E dunque, alla luce di una situazione del genere, perché un giocatore dovrebbe valutare ancora l’acquisto di un titolo su supporto fisico? Perché decidere di spendere di più, magari andando alla lunga incontro a problematiche legate allo spazio occupato da tutte quelle confezioni che un giorno non serviranno più? Ci colleghiamo qui direttamente al discorso di inizio articolo: il supporto fisico è la valorizzazione più pura del videogioco stesso.

È la rappresentazione concreta di tutto ciò che il videogioco è, l’incarnazione di ore e ore passate tra divertimento, commozione e qualunque altro possibile tipo di emozione. Il tutto, semplicemente, in una confezione di plastica contenente un disco di policarbonato trasparente. Forse quello che manca oggi è quella serie di elementi tesi ad accentuare ulteriormente la bontà del supporto fisico stesso: l’arricchire le confezioni, ad esempio, con manuali di gioco ben costruiti, mappe e contenuti extra è in effetti qualcosa che sempre più spesso è andato a perdersi (ad eccezione, ovviamente, per le sempre più ricche edizioni limitate). Un ritorno al passato, in tal senso, non potrebbe che giovare sia alle case produttrici che ai fan più affezionati.
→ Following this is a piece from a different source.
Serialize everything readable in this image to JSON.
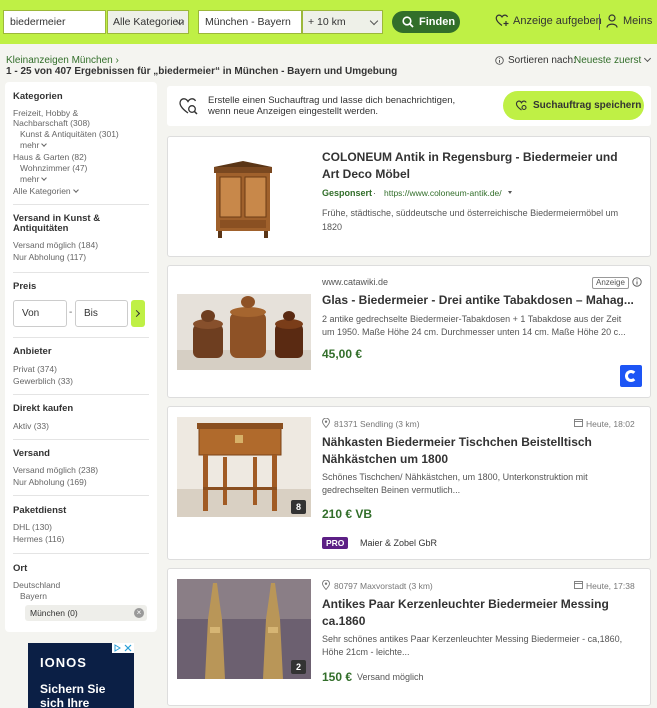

Nonostante la distribuzione digitale si stia continuando ad affermare – con un giusto progresso in termini tecnologici – ci sentiamo dunque convinti nel constatare quanto, alla fine, le classiche confezioni avranno sempre un proprio pubblico di riferimento, affascinato da tutto ciò che può significare il possedere un videogioco.